2009 Portland GSA Annual Meeting (18-21 October 2009)

Paper No. 10
Presentation Time: 10:30 AM

PENNSYLVANIAN CONIFEROPHYTE FORESTS IN GROWTH POSITION REPRESENT PROBABLE SABKHA ENVIRONMENTS IN TROPICAL WESTERN PANGEA


JUD, Nathan A., Program in Behavior, Ecology, Evolution and Systematics, University of Maryland College Park, 4112 Plant Sciences Building, University of Maryland College Park, College Park, MD 20742, CHANEY, Dan S., Deptartment of Paleobiology, Smithsonian Institution, NMNH Smithsonian Institution, Washington, DC 20560, DIMICHELE, William A., Department of Paleobiology, NMNH Smithsonian Institution, Washington, DC 20560, FALCON-LANG, Howard, Department of Earth Sciences, Royal Holloway, University of London, Egham, TW20 0EX, UK, England, LUCAS, Spencer, New Mexico Museum of Natural History, 1801 Mountain Road N.W, Albuquerque, NM 87104 and NELSON, John, Illinois State Geol Survey, Champaign, IL 61820, njud@umd.edu

We report Pennsylvanian coniferophyte forests preserved in growth position from near Socorro, New Mexico, USA. At the most prolific horizon, more than 60 silicified tree stumps, 20-60 cm diameter, occur at five localities, scattered over 2 km2, in the lowermost Tinajas Member (Atrasado Formation).
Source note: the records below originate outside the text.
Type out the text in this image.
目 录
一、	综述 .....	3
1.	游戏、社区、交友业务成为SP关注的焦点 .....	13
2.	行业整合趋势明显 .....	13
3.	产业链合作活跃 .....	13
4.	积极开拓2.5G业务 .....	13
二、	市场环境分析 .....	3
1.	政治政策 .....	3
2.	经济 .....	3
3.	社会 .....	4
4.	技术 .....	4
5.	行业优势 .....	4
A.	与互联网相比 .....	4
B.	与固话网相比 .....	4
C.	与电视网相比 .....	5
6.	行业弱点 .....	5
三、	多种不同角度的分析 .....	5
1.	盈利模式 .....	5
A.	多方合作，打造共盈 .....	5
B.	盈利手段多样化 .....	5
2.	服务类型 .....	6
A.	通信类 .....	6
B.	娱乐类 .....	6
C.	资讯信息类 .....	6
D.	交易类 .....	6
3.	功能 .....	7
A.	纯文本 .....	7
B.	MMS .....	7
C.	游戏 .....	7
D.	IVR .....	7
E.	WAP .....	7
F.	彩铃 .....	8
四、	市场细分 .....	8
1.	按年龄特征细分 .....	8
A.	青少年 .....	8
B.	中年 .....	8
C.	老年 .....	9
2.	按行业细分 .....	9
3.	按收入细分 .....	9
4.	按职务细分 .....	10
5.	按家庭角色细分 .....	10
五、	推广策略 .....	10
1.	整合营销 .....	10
Anatomical studies reveal that the trees had septate piths and wood with low uniseriate (rarely biserate) rays and uniseriate tracheid pits, suggesting affinity with cordaitaleans and/or conifers. This is consistent with the walchian and, possibly, voltzialean conifer adpressions in underlying shales. The stumps are rooted in, and entombed by, microbial limestone beds that include quartz spherules and gypsum pseudomorphs. The limestone beds occur within a succession of bedded gypsum above the marine Amado Limestone – a unit of early Kasmovian age. The setting is interpreted as a coastal sabkha formed under a Mediterranean-type climate. As the trees are shallowly rooted, unevenly spaced, and the tree-rings are wide and complacent, we argue that coniferophytes grew in waterlogged soils around freshwater ponds (in which microbial limestone developed) – and were partly buffered against rainfall seasonality. However, vascular traces truncated at the first ring boundary imply that trees were deciduous, dropping leaves or branches during the dry season. Similar fossil forests in comparable facies at three other horizons in the Tinajas Member indicate that this coastal coniferophyte forest was widespread. These ecosystems may have served as the source of conifer-bearing vegetation that repeatedly replaced Coal Forests in central and eastern Pangaea during drier glacial phases. Thus, our discovery has important implications for unraveling the dynamics of Pennsylvanian tropical biomes.